3.2. One- and Two-Pollutant Models

The association between PM10 or SO2 and CVD mortality was stronger at low Tapp, although generally not significant, whilst this was the case for NO2 at moderate Tapp (Table 3). Although more CVD deaths were observed amongst males than females, females were in general more at risk to air pollution exposure. The younger age group was less vulnerable to air pollution exposure than the elderly. The effects of NO2 were mostly stronger than those of PM10 or SO2, regardless of Tapp level. The highest increase in CVD mortality (7.0% 95% CI 2.6%, 11.6%) was observed for the elderly per 10 μg·m−3 increase in NO2 at moderate Tapp, followed by females (5.7% 95% CI 1.0%, 10.7%).
Adjusting for NO2 attenuated the PM10 effects downwards, whilst adding SO2 to the model increased the PM10 risks (Table 4). The effects of NO2 were in general weaker after adjusting for PM10, except for females, the elderly and all groups combined at moderate Tapp. As in the one-pollutant models, none of the associations were significant for SO2 after adjusting for PM10. A meta-analysis also reported that weaker and non-significant associations were observed in two-pollutant models [10]. In the two-pollutant models, the highest increase in CVD mortality (7.5% 95% CI 1.5%, 13.8%) was observed for females per 10 μg·m−3 increase in NO2 at moderate Tapp, after adjusting for PM10, followed by the elderly (7.4% 95% CI 1.9%, 13.1%).
The associations between the longer lags of the air pollutants and CVD mortality are reported in Table 5. For PM10, the risk reduced gradually for all ages and sexes combined, which is an indication of harvesting. The associations were not significant from lag0–4. In contrast, the risk for PM10 was increased at longer lags amongst females, reaching a maximum at lag0–4. The risks due to PM10 exposure were similar amongst the elderly for longer lags and only reduced from lag0–4, which is an indication of harvesting. Although none of the associations were significant for males or the younger age group, the PM10 risk disappeared after lag0–3, which is an indication of harvesting effects.

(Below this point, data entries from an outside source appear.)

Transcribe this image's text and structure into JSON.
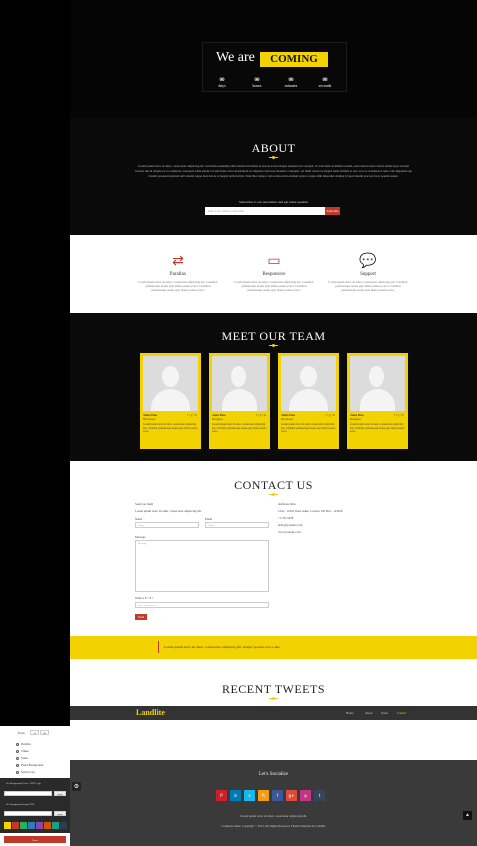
{
  "hero": {
    "we_are": "We are",
    "coming": "COMING",
    "timer": [
      {
        "n": "00",
        "l": "days"
      },
      {
        "n": "00",
        "l": "hours"
      },
      {
        "n": "00",
        "l": "minutes"
      },
      {
        "n": "00",
        "l": "seconds"
      }
    ]
  },
  "about": {
    "title": "ABOUT",
    "text": "Lorem ipsum dolor sit amet, consectetur adipiscing elit. Sed diam nonummy nibh euismod tincidunt ut laoreet dolore magna aliquam erat volutpat. Ut wisi enim ad minim veniam, quis nostrud exerci tation ullamcorper suscipit lobortis nisl ut aliquip ex ea commodo consequat. Duis autem vel eum iriure dolor in hendrerit in vulputate velit esse molestie consequat, vel illum dolore eu feugiat nulla facilisis at vero eros et accumsan et iusto odio dignissim qui blandit praesent luptatum zzril delenit augue duis dolore te feugait nulla facilisi. Nam liber tempor cum soluta nobis eleifend option congue nihil imperdiet doming id quod mazim placerat facer possim assum.",
    "subscribe_label": "Subscribe to our newsletter and get latest updates",
    "subscribe_placeholder": "enter your e-mail to subscribe",
    "subscribe_button": "Subscribe"
  },
  "features": [
    {
      "icon": "shuffle-icon",
      "glyph": "⇄",
      "title": "Parallax",
      "desc": "Lorem ipsum dolor sit amet, consectetur adipiscing elit. Curabitur pellentesque neque eget diam posuere porta. Curabitur pellentesque neque eget diam posuere porta."
    },
    {
      "icon": "monitor-icon",
      "glyph": "▭",
      "title": "Responsive",
      "desc": "Lorem ipsum dolor sit amet, consectetur adipiscing elit. Curabitur pellentesque neque eget diam posuere porta. Curabitur pellentesque neque eget diam posuere porta."
    },
    {
      "icon": "chat-icon",
      "glyph": "💬",
      "title": "Support",
      "desc": "Lorem ipsum dolor sit amet, consectetur adipiscing elit. Curabitur pellentesque neque eget diam posuere porta. Curabitur pellentesque neque eget diam posuere porta."
    }
  ],
  "team": {
    "title": "MEET OUR TEAM",
    "members": [
      {
        "name": "John Doe",
        "role": "Developer",
        "text": "Lorem ipsum dolor sit amet, consectetur adipiscing elit. Curabitur pellentesque neque eget diam posuere porta."
      },
      {
        "name": "Jane Doe",
        "role": "Designer",
        "text": "Lorem ipsum dolor sit amet, consectetur adipiscing elit. Curabitur pellentesque neque eget diam posuere porta."
      },
      {
        "name": "John Doe",
        "role": "Developer",
        "text": "Lorem ipsum dolor sit amet, consectetur adipiscing elit. Curabitur pellentesque neque eget diam posuere porta."
      },
      {
        "name": "Jane Doe",
        "role": "Designer",
        "text": "Lorem ipsum dolor sit amet, consectetur adipiscing elit. Curabitur pellentesque neque eget diam posuere porta."
      }
    ],
    "social": "f  t  g+  in"
  },
  "contact": {
    "title": "CONTACT US",
    "send_mail": "Send us mail",
    "intro": "Lorem ipsum dolor sit amet, consectetur adipiscing elit.",
    "name_label": "Name",
    "name_ph": "Name",
    "email_label": "Email",
    "email_ph": "Email",
    "message_label": "Message",
    "message_ph": "Message",
    "captcha_label": "What is 6 + 8 ?",
    "captcha_ph": "Type your answer",
    "send_button": "Send",
    "address_title": "Address Info",
    "address": "1234 - 12345 street name, London, UK Box - 123456",
    "phone": "+1 234 5678",
    "email": "hello@yoursite.com",
    "web": "www.yoursite.com"
  },
  "quote": "Lorem ipsum dolor sit amet, consectetur adipiscing elit. Integer posuere erat a ante.",
  "tweets": {
    "title": "RECENT TWEETS"
  },
  "nav": {
    "logo": "Landlite",
    "items": [
      "Home",
      "About",
      "Team",
      "Contact"
    ]
  },
  "footer": {
    "title": "Let's Socialize",
    "icons": [
      {
        "name": "pinterest-icon",
        "g": "P",
        "c": "#cb2027"
      },
      {
        "name": "linkedin-icon",
        "g": "in",
        "c": "#007bb6"
      },
      {
        "name": "vimeo-icon",
        "g": "v",
        "c": "#1ab7ea"
      },
      {
        "name": "rss-icon",
        "g": "R",
        "c": "#f39c12"
      },
      {
        "name": "facebook-icon",
        "g": "f",
        "c": "#3b5998"
      },
      {
        "name": "googleplus-icon",
        "g": "g+",
        "c": "#dd4b39"
      },
      {
        "name": "instagram-icon",
        "g": "◎",
        "c": "#c13584"
      },
      {
        "name": "tumblr-icon",
        "g": "t",
        "c": "#35465c"
      }
    ],
    "tagline": "Lorem ipsum dolor sit amet, consectetur adipiscing elit.",
    "copyright": "Company name. Copyright © 2013. All Rights Reserved. Theme Template by Landlite"
  },
  "panel": {
    "font_label": "Fonts",
    "font_a": "Aa",
    "font_b": "Off",
    "options": [
      "Parallax",
      "Vimeo",
      "Video",
      "Fixed Background",
      "Solid Color"
    ],
    "bg_color_label": "Set Background Color / HEX / rgb",
    "bg_image_label": "Set Background Image URL",
    "apply": "apply",
    "reset": "Reset",
    "swatches": [
      "#f2d200",
      "#c0392b",
      "#27ae60",
      "#2980b9",
      "#8e44ad",
      "#d35400",
      "#16a085",
      "#2c3e50"
    ]
  }
}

For NO2, the risk reduced from lag0–3 for all ages and sexes combined, which is an indication of harvesting. For females, the associations weakened for lag0–2 and lag0–3 compared to lag0–1, but then strengthened again, with the strongest association at lag0–6. For the elderly, the associations were weaker from lag0–3, but strengthened again at lag0–5, although not significantly. Harvesting effects were observed after lag0–2 of NO2 and SO2 amongst males. Similar results were observed for NO2 amongst the 15–64-year-old group. Although most of the associations between the lags of SO2 and CVD mortality were not significant amongst the 15–64-year-old group, harvesting effects may be present, as the risk in general decreased with longer lags.

4. Discussion

Mwase et al. compared PM10, NO2 and SO2 levels from various African and global cities [43]. PM10, NO2 and SO2 levels in Cape Town during 2006–2015 were similar or even lower than those in cities from developed countries, and markedly lower than those observed in two large South African cities (Durban and Johannesburg), industrial areas in the country or other LMICs in North Africa, Asia and South America [43].

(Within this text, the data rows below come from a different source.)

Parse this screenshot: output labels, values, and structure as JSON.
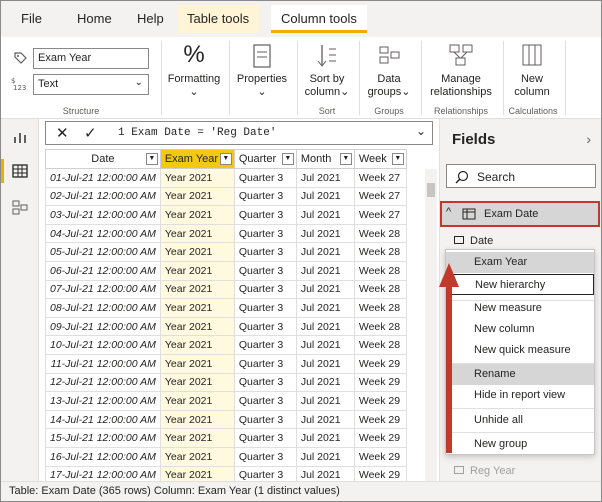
{
  "tabs": [
    "File",
    "Home",
    "Help",
    "Table tools",
    "Column tools"
  ],
  "structure": {
    "name_value": "Exam Year",
    "type_value": "Text",
    "label": "Structure"
  },
  "ribbon": {
    "formatting": "Formatting",
    "properties": "Properties",
    "sort_by_1": "Sort by",
    "sort_by_2": "column",
    "sort_label": "Sort",
    "data_groups_1": "Data",
    "data_groups_2": "groups",
    "groups_label": "Groups",
    "manage_1": "Manage",
    "manage_2": "relationships",
    "relationships_label": "Relationships",
    "new_col_1": "New",
    "new_col_2": "column",
    "calculations_label": "Calculations"
  },
  "formula": {
    "text": "1  Exam Date = 'Reg Date'"
  },
  "grid": {
    "headers": [
      "Date",
      "Exam Year",
      "Quarter",
      "Month",
      "Week"
    ],
    "rows": [
      [
        "01-Jul-21 12:00:00 AM",
        "Year 2021",
        "Quarter 3",
        "Jul 2021",
        "Week 27"
      ],
      [
        "02-Jul-21 12:00:00 AM",
        "Year 2021",
        "Quarter 3",
        "Jul 2021",
        "Week 27"
      ],
      [
        "03-Jul-21 12:00:00 AM",
        "Year 2021",
        "Quarter 3",
        "Jul 2021",
        "Week 27"
      ],
      [
        "04-Jul-21 12:00:00 AM",
        "Year 2021",
        "Quarter 3",
        "Jul 2021",
        "Week 28"
      ],
      [
        "05-Jul-21 12:00:00 AM",
        "Year 2021",
        "Quarter 3",
        "Jul 2021",
        "Week 28"
      ],
      [
        "06-Jul-21 12:00:00 AM",
        "Year 2021",
        "Quarter 3",
        "Jul 2021",
        "Week 28"
      ],
      [
        "07-Jul-21 12:00:00 AM",
        "Year 2021",
        "Quarter 3",
        "Jul 2021",
        "Week 28"
      ],
      [
        "08-Jul-21 12:00:00 AM",
        "Year 2021",
        "Quarter 3",
        "Jul 2021",
        "Week 28"
      ],
      [
        "09-Jul-21 12:00:00 AM",
        "Year 2021",
        "Quarter 3",
        "Jul 2021",
        "Week 28"
      ],
      [
        "10-Jul-21 12:00:00 AM",
        "Year 2021",
        "Quarter 3",
        "Jul 2021",
        "Week 28"
      ],
      [
        "11-Jul-21 12:00:00 AM",
        "Year 2021",
        "Quarter 3",
        "Jul 2021",
        "Week 29"
      ],
      [
        "12-Jul-21 12:00:00 AM",
        "Year 2021",
        "Quarter 3",
        "Jul 2021",
        "Week 29"
      ],
      [
        "13-Jul-21 12:00:00 AM",
        "Year 2021",
        "Quarter 3",
        "Jul 2021",
        "Week 29"
      ],
      [
        "14-Jul-21 12:00:00 AM",
        "Year 2021",
        "Quarter 3",
        "Jul 2021",
        "Week 29"
      ],
      [
        "15-Jul-21 12:00:00 AM",
        "Year 2021",
        "Quarter 3",
        "Jul 2021",
        "Week 29"
      ],
      [
        "16-Jul-21 12:00:00 AM",
        "Year 2021",
        "Quarter 3",
        "Jul 2021",
        "Week 29"
      ],
      [
        "17-Jul-21 12:00:00 AM",
        "Year 2021",
        "Quarter 3",
        "Jul 2021",
        "Week 29"
      ]
    ]
  },
  "fields": {
    "title": "Fields",
    "search_placeholder": "Search",
    "table_name": "Exam Date",
    "items": [
      "Date",
      "Exam Year",
      "Reg Year"
    ]
  },
  "menu": {
    "items": [
      "New hierarchy",
      "New measure",
      "New column",
      "New quick measure",
      "Rename",
      "Hide in report view",
      "Unhide all",
      "New group"
    ]
  },
  "status": {
    "text": "Table: Exam Date (365 rows) Column: Exam Year (1 distinct values)"
  },
  "colors": {
    "accent": "#f2c811",
    "highlight_border": "#c0392b",
    "arrow": "#c0392b"
  }
}
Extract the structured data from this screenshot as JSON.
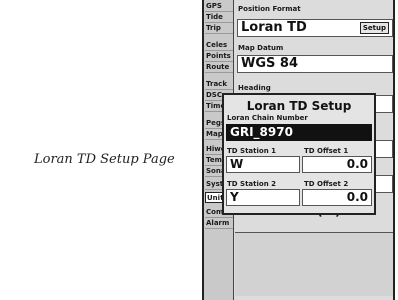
{
  "caption": "Loran TD Setup Page",
  "tabs": [
    "GPS",
    "Tide",
    "Trip",
    "Celes",
    "Points",
    "Route",
    "Track",
    "DSC",
    "Time",
    "Pegs",
    "Map",
    "Hiwc",
    "Temp",
    "Sonar",
    "Syst",
    "Unit",
    "Comm",
    "Alarm"
  ],
  "selected_tab": "Unit",
  "position_format": {
    "label": "Position Format",
    "value": "Loran TD",
    "button": "Setup"
  },
  "map_datum": {
    "label": "Map Datum",
    "value": "WGS 84"
  },
  "heading": {
    "label": "Heading"
  },
  "background_partial_text": "Pur emienc (1 )",
  "popup": {
    "title": "Loran TD Setup",
    "chain_label": "Loran Chain Number",
    "chain_value": "GRI_8970",
    "station1_label": "TD Station 1",
    "station1_value": "W",
    "offset1_label": "TD Offset 1",
    "offset1_value": "0.0",
    "station2_label": "TD Station 2",
    "station2_value": "Y",
    "offset2_label": "TD Offset 2",
    "offset2_value": "0.0"
  }
}
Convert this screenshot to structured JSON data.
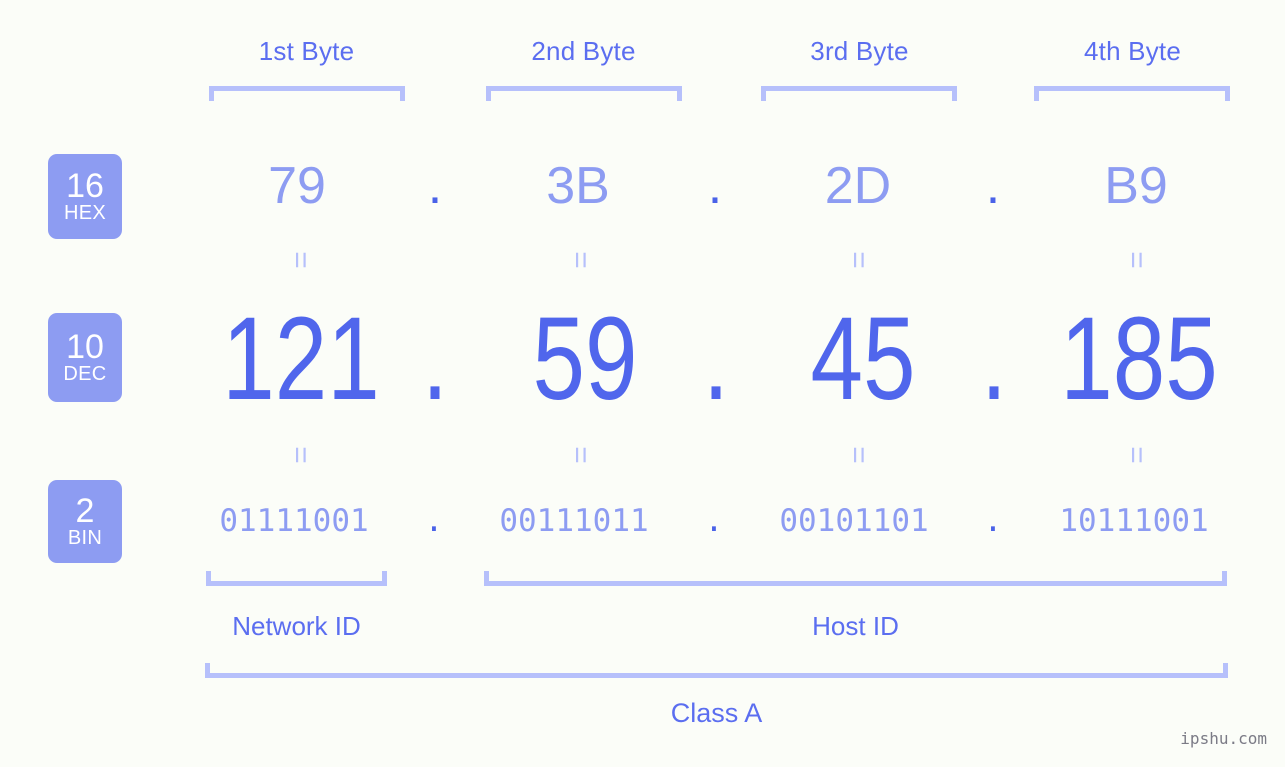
{
  "background_color": "#fbfdf8",
  "accent_color": "#5b6ef0",
  "badge_color": "#8d9cf2",
  "bracket_color": "#b6c0fb",
  "header": {
    "byte_labels": [
      {
        "label": "1st Byte"
      },
      {
        "label": "2nd Byte"
      },
      {
        "label": "3rd Byte"
      },
      {
        "label": "4th Byte"
      }
    ]
  },
  "rows": {
    "hex": {
      "badge_number": "16",
      "badge_abbr": "HEX",
      "values": [
        "79",
        "3B",
        "2D",
        "B9"
      ],
      "separator": "."
    },
    "dec": {
      "badge_number": "10",
      "badge_abbr": "DEC",
      "values": [
        "121",
        "59",
        "45",
        "185"
      ],
      "separator": "."
    },
    "bin": {
      "badge_number": "2",
      "badge_abbr": "BIN",
      "values": [
        "01111001",
        "00111011",
        "00101101",
        "10111001"
      ],
      "separator": "."
    }
  },
  "equals_marks": {
    "hex_to_dec": [
      "=",
      "=",
      "=",
      "="
    ],
    "dec_to_bin": [
      "=",
      "=",
      "=",
      "="
    ]
  },
  "footer": {
    "network_id_label": "Network ID",
    "host_id_label": "Host ID",
    "class_label": "Class A"
  },
  "watermark": "ipshu.com"
}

Ischemic heart disease was the most common type of CVD death in Cape Town. Ischemic heart diseases are characterised by narrowed or blocked heart arteries that lead to suboptimal supply of oxygenated blood [44]. The synergistic effects of temperature and air pollution on CVD have a biological plausibility, such as increased clotting risk due to systemic inflammation after air pollution exposure, along with a rise in cholesterol levels and blood viscosity at high ambient temperature [28].
On days with low Tapp levels, significantly higher median NO2 and SO2 levels were observed compared to days with moderate or high Tapp levels, although Cape Town is situated in a winter rainfall region [31]. In contrast, the median PM10 level was significantly higher on days with high Tapp levels. However, it is probable that during the 10-year study period, drier or wetter months also had days with low and high Tapp levels, respectively. Another explanation for the observed results is that of atmospheric chemistry, as discussed for NO2 below.

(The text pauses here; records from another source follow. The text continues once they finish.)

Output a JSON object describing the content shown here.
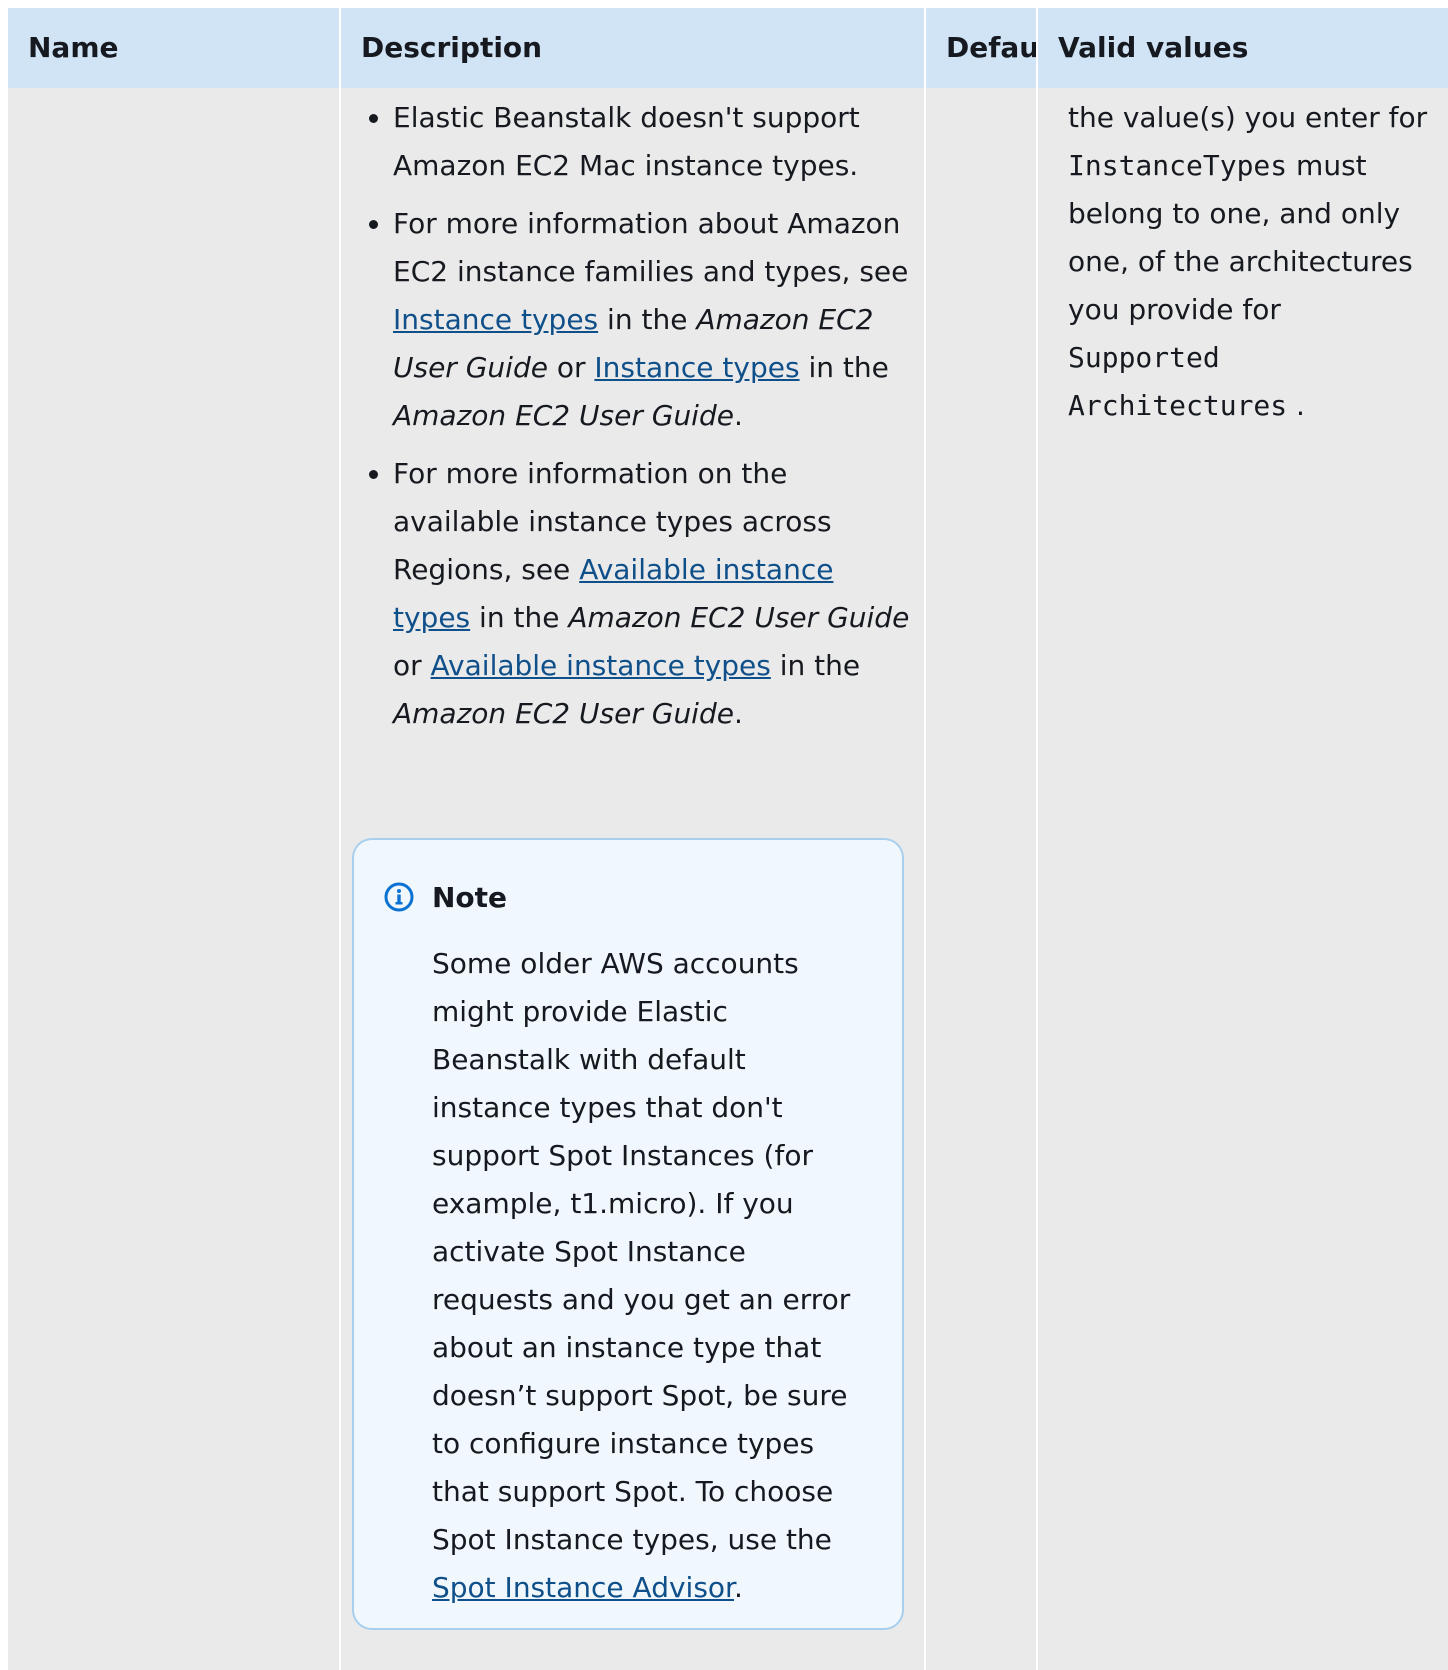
{
  "headers": {
    "name": "Name",
    "description": "Description",
    "default": "Default",
    "valid_values": "Valid values"
  },
  "description": {
    "b1": "Elastic Beanstalk doesn't support Amazon EC2 Mac instance types.",
    "b2_pre": "For more information about Amazon EC2 instance families and types, see ",
    "b2_link1": "Instance types",
    "b2_mid1": " in the ",
    "b2_em1": "Amazon EC2 User Guide",
    "b2_mid2": " or ",
    "b2_link2": "Instance types",
    "b2_mid3": " in the ",
    "b2_em2": "Amazon EC2 User Guide",
    "b2_end": ".",
    "b3_pre": "For more information on the available instance types across Regions, see ",
    "b3_link1": "Available instance types",
    "b3_mid1": " in the ",
    "b3_em1": "Amazon EC2 User Guide",
    "b3_mid2": " or ",
    "b3_link2": "Available instance types",
    "b3_mid3": " in the ",
    "b3_em2": "Amazon EC2 User Guide",
    "b3_end": "."
  },
  "note": {
    "icon": "info-icon",
    "title": "Note",
    "body": "Some older AWS accounts might provide Elastic Beanstalk with default instance types that don't support Spot Instances (for example, t1.micro). If you activate Spot Instance requests and you get an error about an instance type that doesn’t support Spot, be sure to configure instance types that support Spot. To choose Spot Instance types, use the ",
    "link": "Spot Instance Advisor",
    "end": "."
  },
  "valid_values": {
    "t1": "the value(s) you enter for ",
    "code1": "InstanceTypes",
    "t2": " must belong to one, and only one, of the architectures you provide for ",
    "code2": "Supported Architectures",
    "t3": " ."
  },
  "colors": {
    "header_bg": "#d1e4f5",
    "cell_bg": "#eaeaea",
    "link": "#0f4f8a",
    "note_bg": "#f1f8fd",
    "note_border": "#a8cfee",
    "info_icon": "#0972d3"
  }
}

Possible explanations for the observed PM10 and NO2 effects on moderate and high Tapp days may be due to human behaviour, physiology, toxicity of the air pollutants or meteorological factors such as rain or wind. On days with moderate and high Tapp levels people may open windows more, which may result in more outdoor air pollution infiltrating indoors. People may also participate in outdoor activities on such days and this may increase their exposure levels. The source and composition of air pollution may be influenced by ambient temperature. Studies observed that at higher temperature levels higher levels of toxic forms of PM tend to be detected [27,28]. Temperature may thus be an indicator of PM10 composition.
A meta-analysis reported that CVD mortality significantly increased by 0.5%, 0.5% and 1.6% at low, moderate and high temperature, respectively, per 10 μg·m−3 increase in PM10. The meta-analysis included 29 studies, mainly from China, Europe, USA, Australia and India [27]. No results were reported for two-pollutant models in the meta-analysis and no study from Africa was available. The risk for CVD mortality was higher in our study due to exposure to PM10 on days with low and moderate Tapp levels, namely 1.9% and 0.8%, respectively, but lower on days with high Tapp levels (1.3%).
PM10 effects were attenuated in the two-pollutant models, although the pollutant had weak to moderate correlations with NO2 and SO2. The attenuation may not only be due to confounding but may be an indicator of the source-related constituent of PM10, as was proposed by Qian et al. [45].
Evidence is lacking as to what extent temperature modifies the effects of NO2 or SO2 on CVD mortality [27,28]. Our observation of a 3.1% and 4.7% increase in CVD mortality per 10 μg·m−3 increase in NO2 at low and moderate Tapp levels are higher than results from three Chinese and Taiwanese studies that were included in the meta-analysis [27], but lower at high Tapp (0.6%). The meta-analysis reported significant increases of 1.5%, 1.5% and 0.9% at low, moderate and high temperature, respectively, per 10 μg·m−3 increase in NO2 [27].
We did not observe any significant risks for SO2 at any Tapp level. Three studies from China found increased CVD mortality of 1.4% and 1.3% at low and moderate temperature, respectively, per 10 μg·m−3 increase in SO2, and an insignificant increase of 0.4% at high temperature [27].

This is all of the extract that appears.